Coming Trends in the Trucking Industry
Old Axle Design to Save Gas
In the May issue of Truck News, editor James Menzies talked about three noteworthy equipment trends observed at the Mid-America Trucking Show:
Use of dead axle tractors increasing
The 6x2 axle configuration, also called a "dead axle tandem" configuration because power is supplied to only one of the two rear tandem drive axles seems to be gaining greater acceptance in the trucking industry. While the technology has been around for awhile, its recent popularity seems to be driven by the potential fuel savings gained from the considerable weight reduction (about 400 pounds). According to a report by the North American Council for Freight Efficiency, 6x2 tractors offer possible fuel economy of 2.5% to 6% over trucks with standard axle configurations.
The 6x2 configuration isn't appropriate in all driving situations and is not a preferred choice for heavy duty construction applications or for routes plagued by poor weather conditions. The potential loss of traction in wintry conditions or on uneven road surfaces may be the reason 6x2s are not permitted in some Canadian provinces.
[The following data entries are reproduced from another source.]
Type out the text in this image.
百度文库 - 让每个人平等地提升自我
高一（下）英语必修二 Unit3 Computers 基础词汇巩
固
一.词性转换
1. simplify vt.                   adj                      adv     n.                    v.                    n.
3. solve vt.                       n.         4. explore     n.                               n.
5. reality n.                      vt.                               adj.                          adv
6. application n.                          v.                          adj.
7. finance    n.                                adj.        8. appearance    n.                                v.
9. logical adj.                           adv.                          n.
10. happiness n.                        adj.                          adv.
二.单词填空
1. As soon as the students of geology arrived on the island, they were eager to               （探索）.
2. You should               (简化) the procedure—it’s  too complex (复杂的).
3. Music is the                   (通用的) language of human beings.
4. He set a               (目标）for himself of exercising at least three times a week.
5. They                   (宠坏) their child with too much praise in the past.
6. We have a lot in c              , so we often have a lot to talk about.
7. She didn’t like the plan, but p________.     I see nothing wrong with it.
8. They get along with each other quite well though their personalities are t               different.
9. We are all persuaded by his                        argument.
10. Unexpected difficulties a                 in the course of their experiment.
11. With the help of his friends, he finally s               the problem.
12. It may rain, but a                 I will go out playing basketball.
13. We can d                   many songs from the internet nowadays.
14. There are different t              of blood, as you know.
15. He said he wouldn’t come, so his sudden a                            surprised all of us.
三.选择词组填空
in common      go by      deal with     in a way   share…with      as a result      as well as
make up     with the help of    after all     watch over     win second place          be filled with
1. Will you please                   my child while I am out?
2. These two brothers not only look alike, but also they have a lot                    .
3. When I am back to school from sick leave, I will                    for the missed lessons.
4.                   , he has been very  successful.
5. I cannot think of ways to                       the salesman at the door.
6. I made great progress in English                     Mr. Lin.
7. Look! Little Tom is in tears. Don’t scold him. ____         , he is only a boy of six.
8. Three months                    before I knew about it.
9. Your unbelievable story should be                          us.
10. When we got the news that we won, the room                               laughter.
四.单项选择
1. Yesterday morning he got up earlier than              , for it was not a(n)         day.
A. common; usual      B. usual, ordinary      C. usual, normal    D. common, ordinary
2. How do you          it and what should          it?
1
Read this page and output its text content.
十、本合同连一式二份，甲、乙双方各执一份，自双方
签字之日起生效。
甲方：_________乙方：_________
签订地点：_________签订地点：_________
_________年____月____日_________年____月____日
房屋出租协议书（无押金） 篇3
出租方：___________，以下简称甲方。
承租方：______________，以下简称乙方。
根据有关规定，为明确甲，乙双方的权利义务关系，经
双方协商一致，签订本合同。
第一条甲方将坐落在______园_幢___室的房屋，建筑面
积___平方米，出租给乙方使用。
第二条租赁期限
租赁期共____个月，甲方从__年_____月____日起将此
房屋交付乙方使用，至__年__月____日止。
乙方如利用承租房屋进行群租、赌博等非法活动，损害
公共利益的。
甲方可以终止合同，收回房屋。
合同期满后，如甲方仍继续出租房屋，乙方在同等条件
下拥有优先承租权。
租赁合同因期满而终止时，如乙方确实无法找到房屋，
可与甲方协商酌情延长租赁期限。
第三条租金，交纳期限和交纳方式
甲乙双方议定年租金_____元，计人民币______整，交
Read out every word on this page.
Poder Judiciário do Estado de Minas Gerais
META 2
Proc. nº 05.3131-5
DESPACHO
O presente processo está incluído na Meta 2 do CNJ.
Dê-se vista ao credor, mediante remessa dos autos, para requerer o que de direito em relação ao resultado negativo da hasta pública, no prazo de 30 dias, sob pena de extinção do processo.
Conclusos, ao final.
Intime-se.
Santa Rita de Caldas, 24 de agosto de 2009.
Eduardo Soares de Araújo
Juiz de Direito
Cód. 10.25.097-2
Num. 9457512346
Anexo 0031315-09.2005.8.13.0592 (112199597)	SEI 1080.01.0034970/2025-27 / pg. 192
The quest for greater fuel economy has led more truckers to adopt the practice of downspeeding. Running truck engines at lower rpms with faster rear axle ratios does improve fuel economy, but it also increases the torque loads on the vehicle's axles and driveshaft. Unless the truck has been built to withstand the extra torque - which can increase by as much as 54% - drivers are risking safety to themselves, their vehicles and other highway drivers for a relatively small 1.5% fuel savings. There is nothing inherently wrong with downspeeding if the truck has been spec'ed to accommodate the increased torque load.
The trucking industry has become increasingly automated, and the trend has made an impact on truck design and construction as well as navigation, reporting and tracking. Orders for trucks with automated transmissions are increasing with 30% growth expected over the next 5 years.